Another key cost of living factor is the price of running a home. According to Numbeo, basic utilities (electricity, heating, cooling, water, and garbage) for an 85m2 apartment costs an average of USD 192.21 (CAD 262.11) in the United States and USD 150.76 (CAD 205.59) in Canada. The cost of a monthly mobile phone and internet plan is also steeper in the United States with the online database citing an 11.9% and 11.8% respective increase. So while the cost of purchasing a home is usually cheaper in the United States, these savings will likely be offset by higher utility costs.

Childcare

Childcare costs are a crucial consideration for most parents - even those earning more than the average annual salary - and are one of the biggest price disparities between the United States and Canada. For example, the monthly cost of sending your child to a private, full-day preschool is USD 1,218.93 (CAD 1,662.22) in the United States and USD 797.76 (CAD 1,087.88) in Canada - that’s a staggering 52.8% difference. Similarly, the cost of sending your child to an international primary school for a year would cost you an average of USD 17,669.28 (CAD 24,095.06) in the United States compared to just USD 14,026.85 (CAD 19,128) in Canada.

Salary

One of the biggest differences between the cost of living in the United States and Canada is the average monthly net salary (after tax). The average employee can expect to take home USD 4,684.15 (CAD 6,387.64) in the United States and USD 2,903.40 (CAD 3,959.29) in Canada. This makes the United States a much more attractive place for young professionals looking to earn a comfortable living. However, with the United States home to higher living costs across most spending categories, this is likely to counterbalance any financial advantage.

Healthcare

Healthcare is publicly funded in Canada, making it much more affordable than in the United States, where it is largely privatized. According to Statista, the average Canadian paid USD 6,235.62 (CAD 8,563) for healthcare in 2022. The American Medical Association (AMA), on the other hand, reports that the average American spends around USD 9,503.02 (CAD 13,051) a year.

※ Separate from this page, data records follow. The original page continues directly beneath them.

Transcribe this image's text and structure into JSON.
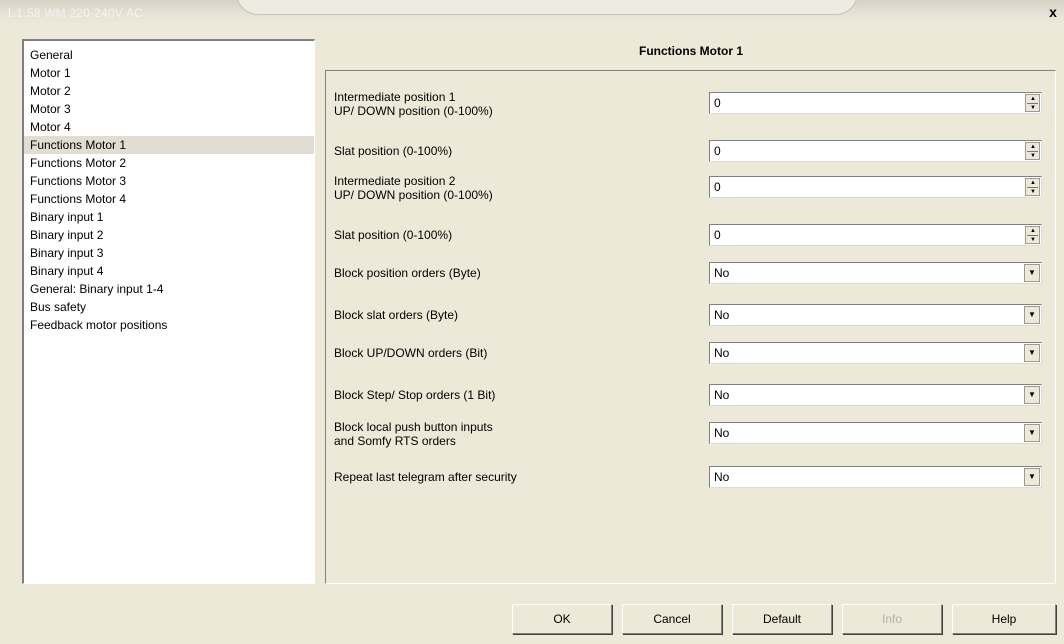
{
  "window": {
    "title": "1.1.58 WM 220-240V AC",
    "close_label": "x"
  },
  "tree": {
    "selected_index": 5,
    "items": [
      "General",
      "Motor 1",
      "Motor 2",
      "Motor 3",
      "Motor 4",
      "Functions Motor 1",
      "Functions Motor 2",
      "Functions Motor 3",
      "Functions Motor 4",
      "Binary input 1",
      "Binary input 2",
      "Binary input 3",
      "Binary input 4",
      "General: Binary input 1-4",
      "Bus safety",
      "Feedback motor positions"
    ]
  },
  "panel": {
    "header": "Functions Motor 1",
    "params": [
      {
        "label1": "Intermediate position 1",
        "label2": "UP/ DOWN position (0-100%)",
        "value": "0",
        "kind": "spin"
      },
      {
        "label1": "Slat position (0-100%)",
        "label2": "",
        "value": "0",
        "kind": "spin"
      },
      {
        "label1": "Intermediate position 2",
        "label2": "UP/ DOWN position (0-100%)",
        "value": "0",
        "kind": "spin"
      },
      {
        "label1": "Slat position (0-100%)",
        "label2": "",
        "value": "0",
        "kind": "spin"
      },
      {
        "label1": "Block position orders (Byte)",
        "label2": "",
        "value": "No",
        "kind": "select"
      },
      {
        "label1": "Block slat orders (Byte)",
        "label2": "",
        "value": "No",
        "kind": "select"
      },
      {
        "label1": "Block UP/DOWN orders (Bit)",
        "label2": "",
        "value": "No",
        "kind": "select"
      },
      {
        "label1": "Block Step/ Stop orders (1 Bit)",
        "label2": "",
        "value": "No",
        "kind": "select"
      },
      {
        "label1": "Block local push button inputs",
        "label2": "and Somfy RTS orders",
        "value": "No",
        "kind": "select"
      },
      {
        "label1": "Repeat last telegram after security",
        "label2": "",
        "value": "No",
        "kind": "select"
      }
    ]
  },
  "buttons": {
    "ok": "OK",
    "cancel": "Cancel",
    "default": "Default",
    "info": "Info",
    "help": "Help"
  },
  "icons": {
    "spin_up": "spin-up-icon",
    "spin_down": "spin-down-icon",
    "dropdown": "chevron-down-icon"
  }
}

The United States is also home to the highest healthcare expenditure in the world - a figure that surpassed USD 4 trillion in 2021. The ability to afford basic healthcare is a growing concern on a global scale and with the gap widening in the past decade, it’s a major contributing factor in the difference in the cost of living between Canada and the United States.

Education

For most families, education is a fundamental cost of living consideration. According to Study International, tuition fees are, on average, 58% more expensive in the United States than they are in Canada. This is largely due to the fact that primary, secondary, and tertiary education is heavily subsidized by provincial governments, meaning universities can afford to keep tuition fees low. Similarly, while costs differ between states, provinces, and schools, the average application fee is around USD 131.45 (CAD 180) in the United States and USD 21.91 (CAD 30) to USD 146.05 (CAD 200) in Canada.

Conclusion

Despite their close proximity, the cost of living is higher in the United States than in Canada across most spending categories, including utilities, childcare, healthcare, and education. The United States may offer greater earning potential and a wider range of economic opportunities, but these advantages come with a trade-off of higher living expenses and fewer employment benefits. Familiarizing yourself with the differences in the cost of living between the United States and Canada is key to making an informed decision about where to live, work, and build a future. Both countries have their own unique advantages and disadvantages and the right destination for you will depend on your personal circumstances and priorities.